# DarbeeVision announces Cobalt



## AtomicAgeZombie (May 2, 2012)

Here's DarbeeVision's newest addition. I still can't decide if these things are worth the money...

http://www.engadget.com/2013/01/08/darbeevision-announces-cobalt-video-processor-set-to-enhance-any/


----------



## jgourlie (Jun 16, 2012)

Nice!!!

This seems to be what I am looking for as I didn't get on the darblet band wagon early enough when it was at the $269 price point. Once it jumped to $349 I was out....but now that it looks like they have the exact same thing at $269 again, I am back in....well maybe...LOL


----------



## KelvinS1965 (Feb 6, 2011)

Have to say I was extremely sceptical myself, but then one came up for sale secondhand local to me, so I figured I'd try it and sell it on for no loss if I didn't like it. I have to say that after 3-4 months I've slightly reduced the setting I have it on from 55% to 40%, but I still find it useful. This is in addition to a full 125 point calibration. However, this is on a projector: I didn't think it did much for my TV, plus it was easier to connect it up near the projector rather than trying to 'share' the Darbee between both displays.

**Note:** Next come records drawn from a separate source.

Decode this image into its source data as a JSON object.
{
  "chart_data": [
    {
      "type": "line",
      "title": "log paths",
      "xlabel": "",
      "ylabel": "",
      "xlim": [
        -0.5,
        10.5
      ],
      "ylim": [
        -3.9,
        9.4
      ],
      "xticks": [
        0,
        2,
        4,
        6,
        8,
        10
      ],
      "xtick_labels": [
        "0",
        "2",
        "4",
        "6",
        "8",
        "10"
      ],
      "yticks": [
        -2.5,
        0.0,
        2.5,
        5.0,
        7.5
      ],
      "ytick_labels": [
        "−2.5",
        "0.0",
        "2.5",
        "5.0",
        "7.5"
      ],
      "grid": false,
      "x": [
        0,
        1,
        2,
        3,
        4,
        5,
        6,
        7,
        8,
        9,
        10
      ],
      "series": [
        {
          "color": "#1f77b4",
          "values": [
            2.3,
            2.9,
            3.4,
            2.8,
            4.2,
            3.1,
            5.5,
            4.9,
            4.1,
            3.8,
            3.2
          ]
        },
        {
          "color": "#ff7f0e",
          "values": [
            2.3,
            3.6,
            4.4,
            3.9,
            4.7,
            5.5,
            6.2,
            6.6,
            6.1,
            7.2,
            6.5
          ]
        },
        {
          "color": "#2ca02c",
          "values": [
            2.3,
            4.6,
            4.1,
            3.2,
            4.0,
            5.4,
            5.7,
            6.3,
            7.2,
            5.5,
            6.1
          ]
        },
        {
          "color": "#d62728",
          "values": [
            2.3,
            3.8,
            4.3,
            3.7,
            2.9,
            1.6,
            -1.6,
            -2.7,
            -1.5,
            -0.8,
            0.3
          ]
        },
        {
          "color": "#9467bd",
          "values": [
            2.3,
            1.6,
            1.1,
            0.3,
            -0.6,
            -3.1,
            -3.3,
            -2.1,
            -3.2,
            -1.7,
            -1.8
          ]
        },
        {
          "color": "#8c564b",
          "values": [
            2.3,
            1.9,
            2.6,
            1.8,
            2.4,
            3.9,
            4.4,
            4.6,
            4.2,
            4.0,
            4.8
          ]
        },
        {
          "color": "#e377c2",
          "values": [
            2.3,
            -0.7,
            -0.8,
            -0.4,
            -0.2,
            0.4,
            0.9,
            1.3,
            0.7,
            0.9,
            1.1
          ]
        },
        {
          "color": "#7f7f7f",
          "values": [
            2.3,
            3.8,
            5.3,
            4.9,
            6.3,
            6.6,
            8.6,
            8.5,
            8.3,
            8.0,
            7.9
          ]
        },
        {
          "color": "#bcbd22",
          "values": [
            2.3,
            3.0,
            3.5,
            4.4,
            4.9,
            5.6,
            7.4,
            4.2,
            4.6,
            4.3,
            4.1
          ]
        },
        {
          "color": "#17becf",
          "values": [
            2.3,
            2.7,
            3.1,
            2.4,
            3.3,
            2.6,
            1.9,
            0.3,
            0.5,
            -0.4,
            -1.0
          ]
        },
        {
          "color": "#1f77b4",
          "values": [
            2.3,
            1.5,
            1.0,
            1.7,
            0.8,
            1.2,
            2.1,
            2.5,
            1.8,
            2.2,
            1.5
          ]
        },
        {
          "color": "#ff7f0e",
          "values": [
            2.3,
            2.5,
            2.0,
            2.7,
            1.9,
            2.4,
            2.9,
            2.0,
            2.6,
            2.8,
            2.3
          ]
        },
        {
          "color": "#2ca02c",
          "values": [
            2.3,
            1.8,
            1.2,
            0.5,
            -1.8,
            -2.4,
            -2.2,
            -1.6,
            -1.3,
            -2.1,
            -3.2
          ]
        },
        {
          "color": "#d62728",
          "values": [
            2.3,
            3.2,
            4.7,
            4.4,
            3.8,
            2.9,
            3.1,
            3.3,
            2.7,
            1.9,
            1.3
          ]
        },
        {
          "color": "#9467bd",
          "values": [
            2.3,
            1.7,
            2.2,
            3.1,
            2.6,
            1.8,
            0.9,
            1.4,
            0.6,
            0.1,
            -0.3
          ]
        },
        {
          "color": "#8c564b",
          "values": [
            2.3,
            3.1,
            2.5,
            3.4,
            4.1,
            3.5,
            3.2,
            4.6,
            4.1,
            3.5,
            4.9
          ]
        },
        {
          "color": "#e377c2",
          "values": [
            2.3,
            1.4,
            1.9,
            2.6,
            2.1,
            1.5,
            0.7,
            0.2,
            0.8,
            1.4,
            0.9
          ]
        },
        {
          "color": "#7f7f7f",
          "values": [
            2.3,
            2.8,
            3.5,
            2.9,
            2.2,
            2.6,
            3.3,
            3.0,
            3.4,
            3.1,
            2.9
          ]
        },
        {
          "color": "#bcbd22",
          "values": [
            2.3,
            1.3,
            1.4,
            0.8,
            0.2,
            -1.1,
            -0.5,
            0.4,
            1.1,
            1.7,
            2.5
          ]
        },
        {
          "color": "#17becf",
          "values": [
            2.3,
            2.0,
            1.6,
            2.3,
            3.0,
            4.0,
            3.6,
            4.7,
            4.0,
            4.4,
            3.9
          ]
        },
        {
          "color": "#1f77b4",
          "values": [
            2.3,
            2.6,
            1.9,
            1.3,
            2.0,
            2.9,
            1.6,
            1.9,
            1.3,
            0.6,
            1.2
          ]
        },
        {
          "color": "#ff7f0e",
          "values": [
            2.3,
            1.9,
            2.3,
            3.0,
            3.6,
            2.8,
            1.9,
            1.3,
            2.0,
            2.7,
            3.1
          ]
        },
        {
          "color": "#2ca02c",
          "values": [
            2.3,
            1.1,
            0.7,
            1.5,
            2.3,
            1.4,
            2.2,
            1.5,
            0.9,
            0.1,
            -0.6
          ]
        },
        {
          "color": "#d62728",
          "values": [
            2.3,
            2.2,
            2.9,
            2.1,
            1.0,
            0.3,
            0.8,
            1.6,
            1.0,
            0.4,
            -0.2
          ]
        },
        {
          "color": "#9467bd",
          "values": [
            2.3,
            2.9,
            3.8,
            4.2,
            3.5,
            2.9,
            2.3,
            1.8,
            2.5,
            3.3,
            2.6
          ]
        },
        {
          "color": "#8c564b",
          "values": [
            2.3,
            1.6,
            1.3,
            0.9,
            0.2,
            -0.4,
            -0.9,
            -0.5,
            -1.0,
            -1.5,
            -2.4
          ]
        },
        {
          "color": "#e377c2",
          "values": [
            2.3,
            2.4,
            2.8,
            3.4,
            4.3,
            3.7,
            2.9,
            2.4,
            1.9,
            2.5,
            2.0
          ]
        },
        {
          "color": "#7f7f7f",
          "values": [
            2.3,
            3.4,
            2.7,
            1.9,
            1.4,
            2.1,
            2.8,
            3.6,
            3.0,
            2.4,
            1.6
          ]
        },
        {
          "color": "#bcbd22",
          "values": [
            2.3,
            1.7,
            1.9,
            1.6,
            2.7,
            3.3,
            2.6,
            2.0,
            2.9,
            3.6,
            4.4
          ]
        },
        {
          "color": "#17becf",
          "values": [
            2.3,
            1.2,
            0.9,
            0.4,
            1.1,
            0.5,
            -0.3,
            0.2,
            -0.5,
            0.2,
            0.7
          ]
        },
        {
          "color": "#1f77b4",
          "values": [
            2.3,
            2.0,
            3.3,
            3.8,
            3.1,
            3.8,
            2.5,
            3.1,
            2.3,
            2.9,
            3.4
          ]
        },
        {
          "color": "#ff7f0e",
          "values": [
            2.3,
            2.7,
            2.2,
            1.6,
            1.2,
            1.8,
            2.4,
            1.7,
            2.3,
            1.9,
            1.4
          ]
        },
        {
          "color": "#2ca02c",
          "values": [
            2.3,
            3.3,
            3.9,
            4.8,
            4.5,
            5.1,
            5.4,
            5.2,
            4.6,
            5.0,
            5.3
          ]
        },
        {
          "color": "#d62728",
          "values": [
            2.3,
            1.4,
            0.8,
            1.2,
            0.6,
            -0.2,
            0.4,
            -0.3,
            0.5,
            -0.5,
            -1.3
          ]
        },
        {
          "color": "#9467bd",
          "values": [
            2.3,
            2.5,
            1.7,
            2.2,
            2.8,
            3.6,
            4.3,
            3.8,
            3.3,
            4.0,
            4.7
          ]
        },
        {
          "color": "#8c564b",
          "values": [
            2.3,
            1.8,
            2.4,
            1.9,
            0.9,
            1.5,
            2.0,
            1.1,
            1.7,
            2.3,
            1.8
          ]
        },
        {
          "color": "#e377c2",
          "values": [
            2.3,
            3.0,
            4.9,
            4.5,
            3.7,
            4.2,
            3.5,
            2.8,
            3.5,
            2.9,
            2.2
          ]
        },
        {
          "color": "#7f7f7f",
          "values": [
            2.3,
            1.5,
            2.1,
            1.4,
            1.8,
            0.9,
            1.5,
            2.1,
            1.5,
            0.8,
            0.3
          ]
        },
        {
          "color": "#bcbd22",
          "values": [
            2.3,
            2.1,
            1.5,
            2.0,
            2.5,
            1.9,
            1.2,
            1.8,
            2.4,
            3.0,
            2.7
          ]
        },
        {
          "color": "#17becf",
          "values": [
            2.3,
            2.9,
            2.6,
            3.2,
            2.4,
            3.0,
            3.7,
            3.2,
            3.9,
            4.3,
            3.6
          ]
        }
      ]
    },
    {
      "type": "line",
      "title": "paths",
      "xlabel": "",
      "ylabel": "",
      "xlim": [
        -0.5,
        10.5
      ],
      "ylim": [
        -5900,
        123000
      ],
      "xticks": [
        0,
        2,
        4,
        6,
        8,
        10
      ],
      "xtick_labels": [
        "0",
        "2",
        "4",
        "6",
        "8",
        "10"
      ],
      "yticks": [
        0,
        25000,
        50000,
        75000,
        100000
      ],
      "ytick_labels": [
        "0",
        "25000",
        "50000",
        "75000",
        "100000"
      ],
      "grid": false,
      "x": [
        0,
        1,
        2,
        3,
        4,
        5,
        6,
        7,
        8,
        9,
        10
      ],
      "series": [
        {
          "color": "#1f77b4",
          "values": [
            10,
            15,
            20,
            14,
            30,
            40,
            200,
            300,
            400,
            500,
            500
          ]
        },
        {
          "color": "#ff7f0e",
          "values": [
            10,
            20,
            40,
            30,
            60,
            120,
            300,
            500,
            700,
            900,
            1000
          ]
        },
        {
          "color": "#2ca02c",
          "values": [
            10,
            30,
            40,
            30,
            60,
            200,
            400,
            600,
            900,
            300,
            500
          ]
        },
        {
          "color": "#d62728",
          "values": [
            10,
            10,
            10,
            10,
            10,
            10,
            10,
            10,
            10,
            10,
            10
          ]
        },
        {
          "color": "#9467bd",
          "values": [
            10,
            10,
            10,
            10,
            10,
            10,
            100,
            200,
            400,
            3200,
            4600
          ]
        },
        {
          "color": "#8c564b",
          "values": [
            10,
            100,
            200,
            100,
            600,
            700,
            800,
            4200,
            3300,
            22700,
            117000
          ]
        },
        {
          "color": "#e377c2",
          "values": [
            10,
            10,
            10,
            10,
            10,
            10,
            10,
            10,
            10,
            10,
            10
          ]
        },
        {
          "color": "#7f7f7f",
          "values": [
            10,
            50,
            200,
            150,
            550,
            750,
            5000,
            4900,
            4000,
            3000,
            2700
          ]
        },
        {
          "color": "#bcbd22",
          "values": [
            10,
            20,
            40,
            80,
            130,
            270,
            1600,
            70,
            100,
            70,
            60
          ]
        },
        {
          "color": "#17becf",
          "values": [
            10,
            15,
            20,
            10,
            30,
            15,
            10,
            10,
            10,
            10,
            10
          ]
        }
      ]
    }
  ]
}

Not sure what they've cut out for the Cobalt, but if it only has the HD mode with low, medium and high settings then that would have done for me anyway I reckon. Still my used one was cheap enough...


----------



## jgourlie (Jun 16, 2012)

It looks like it doesn't have 3D enhancement which is the only thing it's missing. I am awfully tempted at the $269 price point


----------



## KelvinS1965 (Feb 6, 2011)

Correct, I should have added that in my earlier post, the Cobalt doesn't process 3D so it's only for 2D users. Again it would suit me as I didn't bother buying the 3D emitter or glasses for my X35, but I've already got my Darbee.


----------



## Jungle Jack (Jul 28, 2009)

Hello,
I used a DVP with my Panasonic TC-P60GT50 and while I found it relatively pleasant, I would only add this if I were completely set with speakers, display, amplification, etc.. More of a cherry on the top situation to me.
Cheers,
JJ


----------



## mechman (Feb 8, 2007)

At $269, it's still not a value to me. It has to come down at least another $100.


----------



## lcaillo (May 2, 2006)

I bet if it was shaped like a hockey puck you would get one.


----------